Comment by saithound
11 days ago
A Markov chain [1] is a discrete-time stochastic process, in which the value of each variable depends only on the value of the immediately preceding variable, and not any variables in the past.
LLMs are most definitely (discrete-time) Markov chains in this sense: the variables take their values in the context vectors, and the distribution of the new context window depends only on what was sampled previously context.
A Markov chain is a Markov chain, no matter how you implement it in a computer, whether as a lookup table, or an ordinary C function, or a one-layer neural net or a transformer.
LLMs and Markov text generators are technically both Markov chains, so some of the same math applies to both. But that's where the similarities end: e.g. the state space of an LLM is a context window, whereas the state space of a Markov text generator is usually an N-tuple of words.
And since the question here is how tiny LLMs differ from Markov text generators, the differences certainly matter here.
[1] https://en.wikipedia.org/wiki/Discrete-time_Markov_chain
>LLMs are most definitely (discrete-time) Markov chains in this sense: the variables take their values in the context vectors, and the distribution of the new context window depends only on what was sampled previously context.

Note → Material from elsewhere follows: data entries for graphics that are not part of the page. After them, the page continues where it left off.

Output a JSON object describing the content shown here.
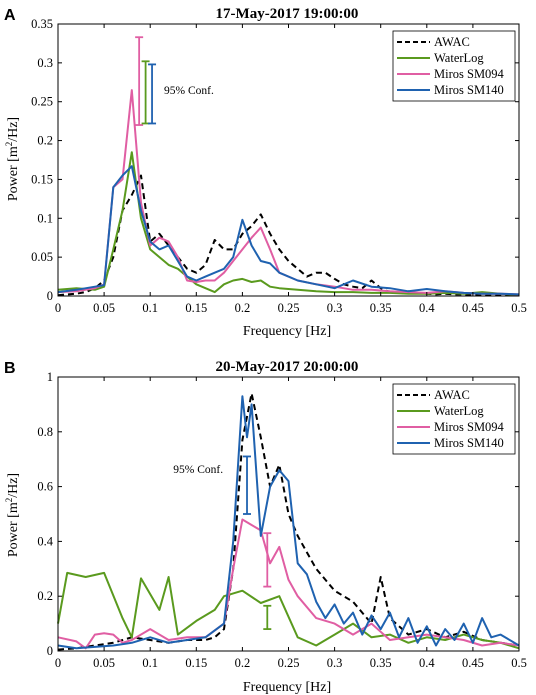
{
  "chart_data": [
    {
      "panel_label": "A",
      "type": "line",
      "title": "17-May-2017 19:00:00",
      "xlabel": "Frequency [Hz]",
      "ylabel_main": "Power [m",
      "ylabel_sup": "2",
      "ylabel_end": "/Hz]",
      "xlim": [
        0,
        0.5
      ],
      "ylim": [
        0,
        0.35
      ],
      "xticks": [
        "0",
        "0.05",
        "0.1",
        "0.15",
        "0.2",
        "0.25",
        "0.3",
        "0.35",
        "0.4",
        "0.45",
        "0.5"
      ],
      "yticks": [
        "0",
        "0.05",
        "0.1",
        "0.15",
        "0.2",
        "0.25",
        "0.3",
        "0.35"
      ],
      "legend": "top-right",
      "conf_text": "95% Conf.",
      "series": [
        {
          "name": "AWAC",
          "color": "#000000",
          "dash": true,
          "x": [
            0,
            0.01,
            0.02,
            0.03,
            0.04,
            0.05,
            0.06,
            0.07,
            0.08,
            0.09,
            0.1,
            0.11,
            0.12,
            0.13,
            0.14,
            0.15,
            0.16,
            0.17,
            0.18,
            0.19,
            0.2,
            0.21,
            0.22,
            0.23,
            0.24,
            0.25,
            0.26,
            0.27,
            0.28,
            0.29,
            0.3,
            0.31,
            0.32,
            0.33,
            0.34,
            0.35,
            0.36,
            0.37,
            0.38,
            0.39,
            0.4,
            0.41,
            0.42,
            0.43,
            0.44,
            0.45,
            0.46,
            0.47,
            0.48,
            0.49,
            0.5
          ],
          "y": [
            0.001,
            0.002,
            0.003,
            0.005,
            0.01,
            0.02,
            0.05,
            0.11,
            0.13,
            0.155,
            0.07,
            0.08,
            0.065,
            0.05,
            0.035,
            0.03,
            0.04,
            0.072,
            0.06,
            0.06,
            0.08,
            0.09,
            0.105,
            0.08,
            0.06,
            0.045,
            0.035,
            0.025,
            0.03,
            0.03,
            0.022,
            0.015,
            0.012,
            0.01,
            0.02,
            0.01,
            0.005,
            0.004,
            0.006,
            0.004,
            0.003,
            0.002,
            0.003,
            0.002,
            0.002,
            0.001,
            0.002,
            0.001,
            0.001,
            0.001,
            0.001
          ]
        },
        {
          "name": "WaterLog",
          "color": "#5a9a1e",
          "dash": false,
          "x": [
            0,
            0.02,
            0.04,
            0.05,
            0.06,
            0.07,
            0.08,
            0.09,
            0.1,
            0.11,
            0.12,
            0.13,
            0.14,
            0.15,
            0.16,
            0.17,
            0.18,
            0.19,
            0.2,
            0.21,
            0.22,
            0.23,
            0.24,
            0.26,
            0.28,
            0.3,
            0.32,
            0.34,
            0.36,
            0.38,
            0.4,
            0.42,
            0.44,
            0.46,
            0.48,
            0.5
          ],
          "y": [
            0.008,
            0.01,
            0.008,
            0.012,
            0.06,
            0.11,
            0.185,
            0.1,
            0.06,
            0.05,
            0.04,
            0.035,
            0.025,
            0.015,
            0.01,
            0.005,
            0.015,
            0.02,
            0.022,
            0.018,
            0.02,
            0.012,
            0.01,
            0.008,
            0.006,
            0.005,
            0.005,
            0.004,
            0.004,
            0.003,
            0.003,
            0.004,
            0.003,
            0.005,
            0.003,
            0.001
          ]
        },
        {
          "name": "Miros SM094",
          "color": "#e05ea3",
          "dash": false,
          "x": [
            0,
            0.02,
            0.04,
            0.05,
            0.06,
            0.07,
            0.08,
            0.09,
            0.1,
            0.11,
            0.12,
            0.13,
            0.14,
            0.15,
            0.16,
            0.17,
            0.18,
            0.19,
            0.2,
            0.21,
            0.22,
            0.23,
            0.24,
            0.26,
            0.28,
            0.3,
            0.32,
            0.34,
            0.36,
            0.38,
            0.4,
            0.42,
            0.44,
            0.46,
            0.48,
            0.5
          ],
          "y": [
            0.005,
            0.006,
            0.01,
            0.015,
            0.14,
            0.15,
            0.265,
            0.12,
            0.065,
            0.075,
            0.07,
            0.05,
            0.02,
            0.018,
            0.02,
            0.02,
            0.03,
            0.045,
            0.06,
            0.075,
            0.088,
            0.06,
            0.03,
            0.02,
            0.015,
            0.012,
            0.008,
            0.008,
            0.006,
            0.005,
            0.004,
            0.006,
            0.004,
            0.003,
            0.003,
            0.002
          ]
        },
        {
          "name": "Miros SM140",
          "color": "#1f62b0",
          "dash": false,
          "x": [
            0,
            0.02,
            0.04,
            0.05,
            0.06,
            0.07,
            0.08,
            0.09,
            0.1,
            0.11,
            0.12,
            0.13,
            0.14,
            0.15,
            0.16,
            0.17,
            0.18,
            0.19,
            0.2,
            0.21,
            0.22,
            0.23,
            0.24,
            0.26,
            0.28,
            0.3,
            0.32,
            0.34,
            0.36,
            0.38,
            0.4,
            0.42,
            0.44,
            0.46,
            0.48,
            0.5
          ],
          "y": [
            0.005,
            0.008,
            0.012,
            0.014,
            0.14,
            0.155,
            0.167,
            0.11,
            0.07,
            0.06,
            0.065,
            0.045,
            0.025,
            0.02,
            0.025,
            0.03,
            0.035,
            0.05,
            0.098,
            0.065,
            0.045,
            0.042,
            0.03,
            0.02,
            0.015,
            0.01,
            0.02,
            0.012,
            0.01,
            0.006,
            0.009,
            0.006,
            0.004,
            0.003,
            0.003,
            0.002
          ]
        }
      ],
      "error_bars": [
        {
          "color": "#e05ea3",
          "x": 0.088,
          "low": 0.22,
          "high": 0.333
        },
        {
          "color": "#5a9a1e",
          "x": 0.095,
          "low": 0.222,
          "high": 0.302
        },
        {
          "color": "#1f62b0",
          "x": 0.102,
          "low": 0.222,
          "high": 0.298
        }
      ],
      "conf_pos": {
        "x": 0.115,
        "y": 0.26
      }
    },
    {
      "panel_label": "B",
      "type": "line",
      "title": "20-May-2017 20:00:00",
      "xlabel": "Frequency [Hz]",
      "ylabel_main": "Power [m",
      "ylabel_sup": "2",
      "ylabel_end": "/Hz]",
      "xlim": [
        0,
        0.5
      ],
      "ylim": [
        0,
        1
      ],
      "xticks": [
        "0",
        "0.05",
        "0.1",
        "0.15",
        "0.2",
        "0.25",
        "0.3",
        "0.35",
        "0.4",
        "0.45",
        "0.5"
      ],
      "yticks": [
        "0",
        "0.2",
        "0.4",
        "0.6",
        "0.8",
        "1"
      ],
      "legend": "top-right",
      "conf_text": "95% Conf.",
      "series": [
        {
          "name": "AWAC",
          "color": "#000000",
          "dash": true,
          "x": [
            0,
            0.02,
            0.04,
            0.06,
            0.08,
            0.1,
            0.12,
            0.14,
            0.16,
            0.17,
            0.18,
            0.19,
            0.2,
            0.21,
            0.22,
            0.23,
            0.24,
            0.25,
            0.26,
            0.27,
            0.28,
            0.3,
            0.32,
            0.34,
            0.35,
            0.36,
            0.38,
            0.4,
            0.42,
            0.44,
            0.46,
            0.48,
            0.5
          ],
          "y": [
            0.005,
            0.01,
            0.02,
            0.03,
            0.05,
            0.04,
            0.03,
            0.04,
            0.04,
            0.05,
            0.08,
            0.3,
            0.77,
            0.94,
            0.78,
            0.6,
            0.68,
            0.5,
            0.42,
            0.36,
            0.3,
            0.22,
            0.18,
            0.1,
            0.27,
            0.12,
            0.06,
            0.08,
            0.05,
            0.07,
            0.04,
            0.03,
            0.02
          ]
        },
        {
          "name": "WaterLog",
          "color": "#5a9a1e",
          "dash": false,
          "x": [
            0,
            0.01,
            0.03,
            0.05,
            0.07,
            0.08,
            0.09,
            0.11,
            0.12,
            0.13,
            0.15,
            0.16,
            0.17,
            0.18,
            0.2,
            0.22,
            0.24,
            0.26,
            0.28,
            0.3,
            0.32,
            0.34,
            0.36,
            0.38,
            0.4,
            0.42,
            0.44,
            0.46,
            0.48,
            0.5
          ],
          "y": [
            0.1,
            0.285,
            0.27,
            0.285,
            0.12,
            0.05,
            0.265,
            0.15,
            0.27,
            0.06,
            0.11,
            0.13,
            0.15,
            0.2,
            0.22,
            0.175,
            0.2,
            0.05,
            0.02,
            0.06,
            0.1,
            0.05,
            0.06,
            0.03,
            0.05,
            0.04,
            0.06,
            0.04,
            0.03,
            0.01
          ]
        },
        {
          "name": "Miros SM094",
          "color": "#e05ea3",
          "dash": false,
          "x": [
            0,
            0.02,
            0.03,
            0.04,
            0.05,
            0.06,
            0.07,
            0.08,
            0.1,
            0.12,
            0.14,
            0.16,
            0.18,
            0.19,
            0.2,
            0.21,
            0.22,
            0.23,
            0.24,
            0.25,
            0.26,
            0.28,
            0.3,
            0.32,
            0.34,
            0.36,
            0.38,
            0.4,
            0.42,
            0.44,
            0.46,
            0.48,
            0.5
          ],
          "y": [
            0.05,
            0.035,
            0.01,
            0.06,
            0.065,
            0.06,
            0.03,
            0.04,
            0.08,
            0.04,
            0.05,
            0.05,
            0.1,
            0.3,
            0.48,
            0.46,
            0.44,
            0.32,
            0.38,
            0.26,
            0.2,
            0.12,
            0.1,
            0.06,
            0.1,
            0.04,
            0.05,
            0.06,
            0.05,
            0.04,
            0.02,
            0.03,
            0.02
          ]
        },
        {
          "name": "Miros SM140",
          "color": "#1f62b0",
          "dash": false,
          "x": [
            0,
            0.02,
            0.04,
            0.06,
            0.08,
            0.1,
            0.12,
            0.14,
            0.16,
            0.18,
            0.19,
            0.2,
            0.205,
            0.21,
            0.22,
            0.23,
            0.24,
            0.25,
            0.26,
            0.27,
            0.28,
            0.29,
            0.3,
            0.31,
            0.32,
            0.33,
            0.34,
            0.35,
            0.36,
            0.37,
            0.38,
            0.39,
            0.4,
            0.41,
            0.42,
            0.43,
            0.44,
            0.45,
            0.46,
            0.47,
            0.48,
            0.5
          ],
          "y": [
            0.02,
            0.01,
            0.015,
            0.02,
            0.03,
            0.05,
            0.03,
            0.04,
            0.05,
            0.1,
            0.4,
            0.93,
            0.78,
            0.9,
            0.42,
            0.6,
            0.66,
            0.62,
            0.32,
            0.28,
            0.18,
            0.12,
            0.17,
            0.1,
            0.14,
            0.06,
            0.13,
            0.08,
            0.14,
            0.05,
            0.12,
            0.03,
            0.09,
            0.02,
            0.08,
            0.04,
            0.1,
            0.03,
            0.12,
            0.05,
            0.06,
            0.02
          ]
        }
      ],
      "error_bars": [
        {
          "color": "#1f62b0",
          "x": 0.205,
          "low": 0.5,
          "high": 0.71
        },
        {
          "color": "#e05ea3",
          "x": 0.227,
          "low": 0.235,
          "high": 0.43
        },
        {
          "color": "#5a9a1e",
          "x": 0.227,
          "low": 0.08,
          "high": 0.165
        }
      ],
      "conf_pos": {
        "x": 0.125,
        "y": 0.65
      }
    }
  ]
}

When 'what was previously sampled context' can be arbitrarily long and complex and be of arbitrary modality, that's not a markov chain. That's just being funny with words. By that logic, humans are also a markov chain.

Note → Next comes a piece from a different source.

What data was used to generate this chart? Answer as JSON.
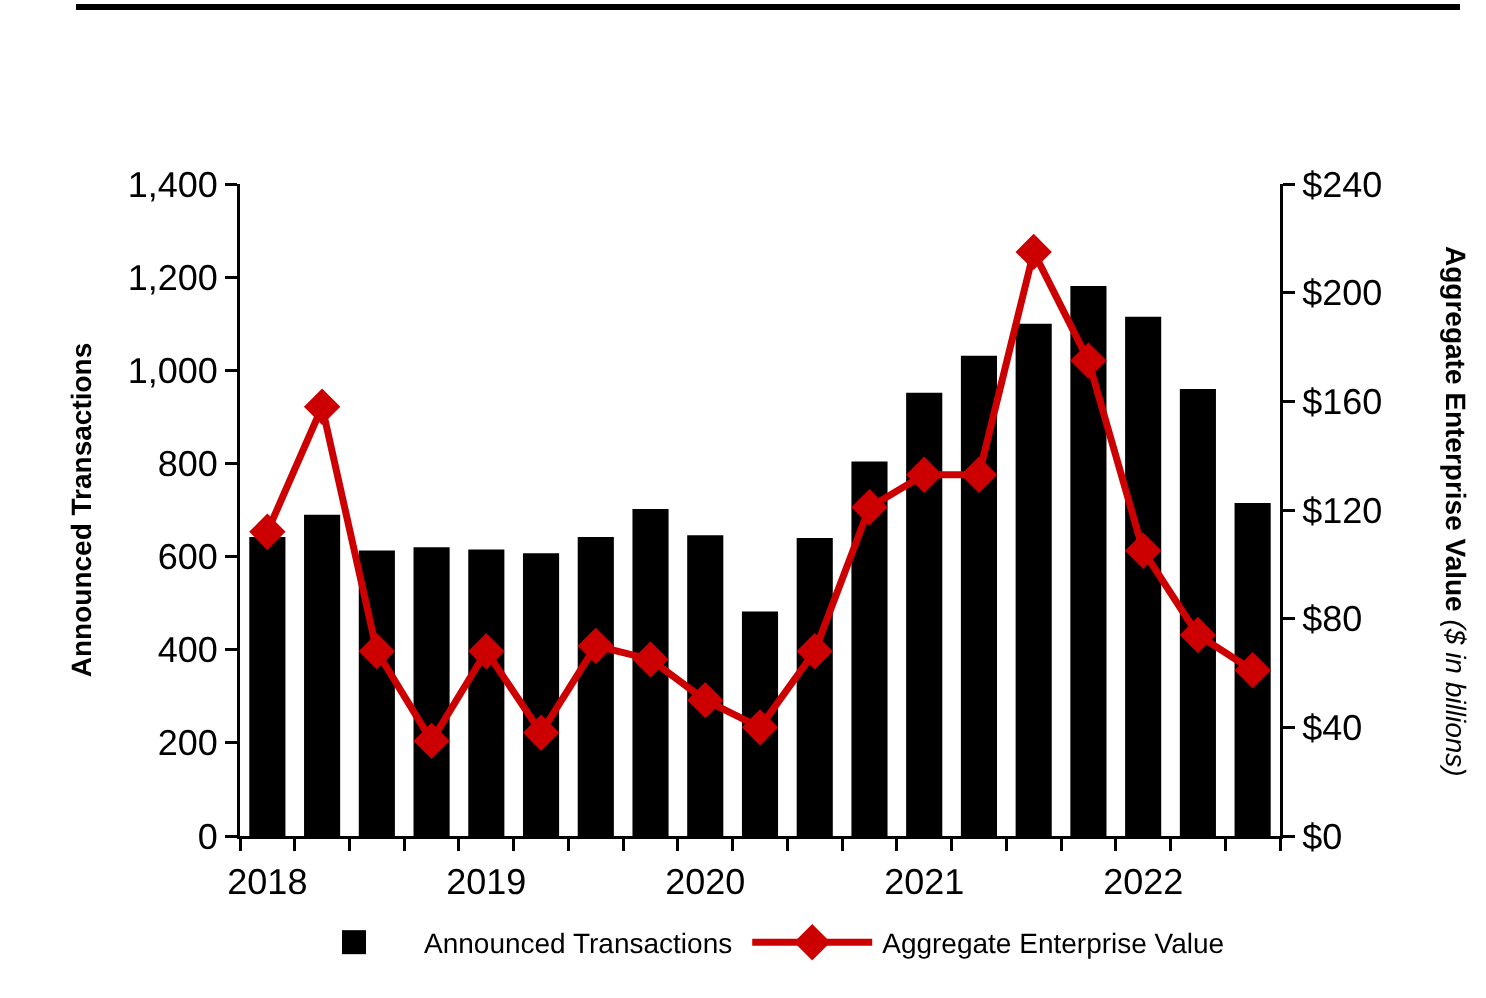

No, context windows are not arbitrarily long and complex. The set of possible context windows is a large finite set. The mathematical theory of Markov chains does not depend at all on what the elements of the state space set look like. The same math applies.
You argue LLMs are Markov chains because the context window is a 'large finite set.' But the physical configuration of the human brain is also a large finite set. We have a finite number of neurons and synaptic states; we do not possess infinite memory or infinite context.
Therefore, by your strict mathematical definition, a human is also a discrete-time Markov chain.
And that is exactly my point: If your definition is broad enough to group N-gram lookup tables, LLMs, and Human Beings into the same category, it is a useless category for this discussion. We are trying to distinguish between simple statistical generators and neural models. Pointing out that they both satisfy the Markov property is technically true, but structurally reductive to the point of absurdity.